We’re always trying to find new ways to see further out into the universe.  Because of the way light travels, seeing further allows us to see back in time, closer to the beginning of the universe.

This enables researchers to better understand where the universe came from and where it might be going in the future. A new discovery of a distant supernova is giving us a peek further back than ever before.  What is this discovery and what does it mean for the future of astronomy?

The Dark Energy Survey (DES)

The Dark Energy survey is an international collaboration that has one goal — map hundreds of millions of galaxies and find patterns in the cosmos that will provide a few pieces to this intergalactic puzzle. They are specifically looking for dark energy, a type of previously undetectable energy that is accelerating the expansion of the universe.

The project is based on a theory by Albert Einstein and the observations of two teams of astronomers from the 1990s.
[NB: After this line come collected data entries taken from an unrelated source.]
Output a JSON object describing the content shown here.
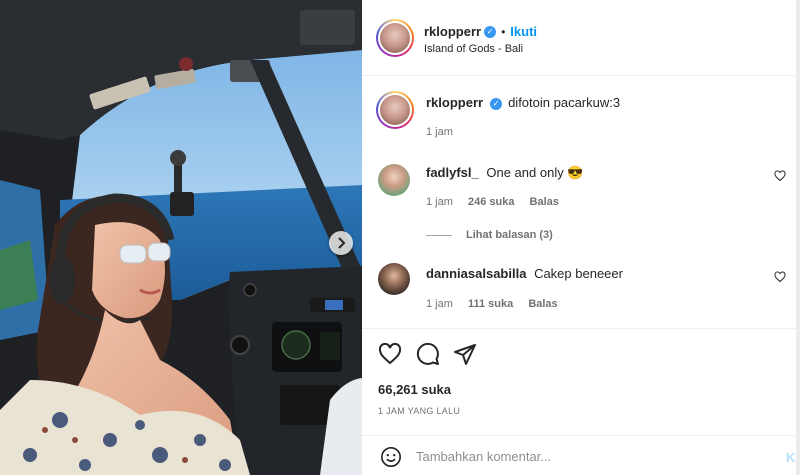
{
  "post": {
    "username": "rklopperr",
    "follow_label": "Ikuti",
    "location": "Island of Gods - Bali",
    "caption": "difotoin pacarkuw:3",
    "caption_time": "1 jam"
  },
  "comments": [
    {
      "username": "fadlyfsl_",
      "text": "One and only 😎",
      "time": "1 jam",
      "likes": "246 suka",
      "reply_label": "Balas",
      "view_replies": "Lihat balasan (3)",
      "avatar_color": "#6fa37a"
    },
    {
      "username": "danniasalsabilla",
      "text": "Cakep beneeer",
      "time": "1 jam",
      "likes": "111 suka",
      "reply_label": "Balas",
      "avatar_color": "#3b2e28"
    }
  ],
  "footer": {
    "likes_count": "66,261 suka",
    "timestamp": "1 JAM YANG LALU",
    "comment_placeholder": "Tambahkan komentar...",
    "post_label": "Kirim"
  },
  "icons": [
    "heart-icon",
    "comment-icon",
    "share-icon",
    "emoji-icon",
    "more-icon",
    "chevron-right-icon",
    "verified-icon"
  ],
  "colors": {
    "accent": "#0095f6",
    "verified": "#3897f0",
    "text": "#262626",
    "muted": "#737373"
  }
}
Einstein’s Theory of Relativity states that gravity in the cosmos should be gradually slowing the cosmic expansion, pulling interstellar bodies closer together. In 1992, astronomers discovered that the exact opposite is happening — the universe is continuing to expand faster and faster.
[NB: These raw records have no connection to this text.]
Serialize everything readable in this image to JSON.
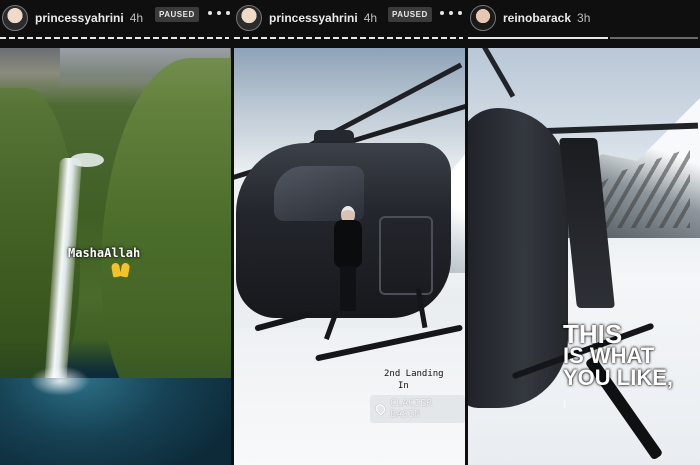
{
  "stories": [
    {
      "username": "princessyahrini",
      "time": "4h",
      "status": "PAUSED",
      "stickers": [
        "MashaAllah"
      ],
      "sticker_emoji": "raised-hands-icon"
    },
    {
      "username": "princessyahrini",
      "time": "4h",
      "status": "PAUSED",
      "caption_line1": "2nd Landing",
      "caption_line2": "In",
      "location": "CLACIER BASIN"
    },
    {
      "username": "reinobarack",
      "time": "3h",
      "big_text": [
        "THIS",
        "IS WHAT",
        "YOU LIKE,"
      ],
      "faded_text": "I"
    }
  ],
  "colors": {
    "background": "#0f0f10",
    "badge_bg": "#3b3b3b"
  }
}
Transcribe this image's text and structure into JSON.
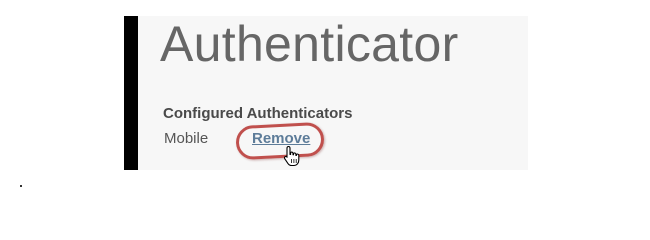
{
  "page": {
    "title": "Authenticator"
  },
  "authenticators": {
    "heading": "Configured Authenticators",
    "items": [
      {
        "name": "Mobile",
        "action_label": "Remove"
      }
    ]
  },
  "colors": {
    "accent_bar": "#000000",
    "title_text": "#666666",
    "link": "#5d7c99",
    "highlight_ring": "#c0504d",
    "panel_background": "#f7f7f7"
  },
  "icons": {
    "cursor": "hand-pointer-icon"
  }
}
They theorized that either the universe is made up of dark energy, which has opposite gravitational forces and is pushing the universe apart, or the theory of relativity doesn’t apply in interstellar space. The DES was born in an effort to detect dark energy and learn more about the expansion of the universe.

The Oldest Supernova

Spotting supernovas is an exciting event at DES — these massive interstellar explosions give us a peek back in time, letting us see what the universe looked like millions or even billions of years ago.  The most recently observed explosion, designated DES16C2nm is letting them look further back than ever before. The star exploded roughly 10.3 billion years ago. That’s roughly ¾ of the age of the entire universe.
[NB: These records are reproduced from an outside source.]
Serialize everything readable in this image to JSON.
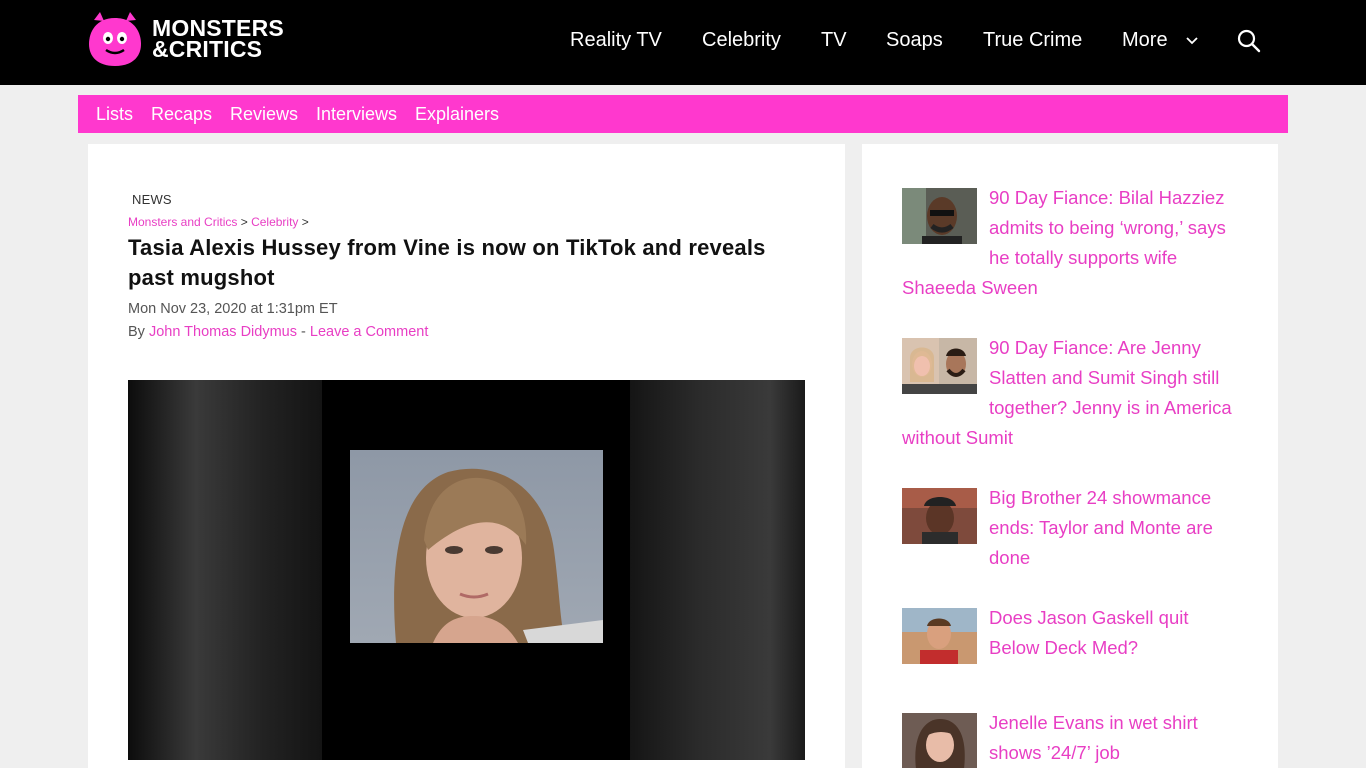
{
  "site": {
    "logo_line1": "MONSTERS",
    "logo_line2": "&CRITICS",
    "brand_pink": "#ff38ce",
    "link_pink": "#e83ec4"
  },
  "nav": {
    "items": [
      "Reality TV",
      "Celebrity",
      "TV",
      "Soaps",
      "True Crime",
      "More"
    ],
    "search_icon": "search-icon"
  },
  "subnav": {
    "items": [
      "Lists",
      "Recaps",
      "Reviews",
      "Interviews",
      "Explainers"
    ]
  },
  "article": {
    "category": "NEWS",
    "breadcrumb": [
      "Monsters and Critics",
      "Celebrity"
    ],
    "breadcrumb_sep": ">",
    "title": "Tasia Alexis Hussey from Vine is now on TikTok and reveals past mugshot",
    "date": "Mon Nov 23, 2020 at 1:31pm ET",
    "by_prefix": "By",
    "author": "John Thomas Didymus",
    "separator": "-",
    "comment_link": "Leave a Comment"
  },
  "sidebar": {
    "stories": [
      {
        "title": "90 Day Fiance: Bilal Hazziez admits to being ‘wrong,’ says he totally supports wife Shaeeda Sween"
      },
      {
        "title": "90 Day Fiance: Are Jenny Slatten and Sumit Singh still together? Jenny is in America without Sumit"
      },
      {
        "title": "Big Brother 24 showmance ends: Taylor and Monte are done"
      },
      {
        "title": "Does Jason Gaskell quit Below Deck Med?"
      },
      {
        "title": "Jenelle Evans in wet shirt shows ’24/7’ job"
      }
    ]
  }
}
It’s brighter than most other supernovas — classified as a superluminious supernova, this discovery is extremely rare and this has astronomers all over the world excited.

Scientists were able to confirm that this supernova was caused by a neutron star collapsing under its own weight, giving them some unique insight into the creation of superluminous supernovas in general. Neutron stars are already very dense and very small — usually only around 32 miles in diameter— so the fact that a neutron star could create such a brilliant supernova is astonishing. This supernova is 10 times brighter than any other standard supernova, even at its great distance.

The Future of Astronomy

We still don’t know why the universe is expanding faster than the Theory of Relativity says it should be expanding, but for astronomers, this is turning out to be a good thing.  The increased expansion is stretching the light wavelengths into ones that are actually visible from earth — we’d never have been able to see this supernova otherwise.

DES16C2nm isn’t actually the furthest supernova that’s been observed — it’s just the first one that has been confirmed spectroscopically. Researchers were able to examine the light waves moving away from the supernova to confirm its identity.

Even if it wasn’t the first superluminous supernova discovery, this definitely won’t be the last — with new telescopes being set up in the next decade to help us see further and further than ever before, these discoveries may become more commonplace and may actually help us figure out our place in the universe.  In the grand scheme of things, we’ve only been here for a fraction of a second — the universe will continue to exist long after we’ve gone, but while we’re here it’s the perfect opportunity to study it.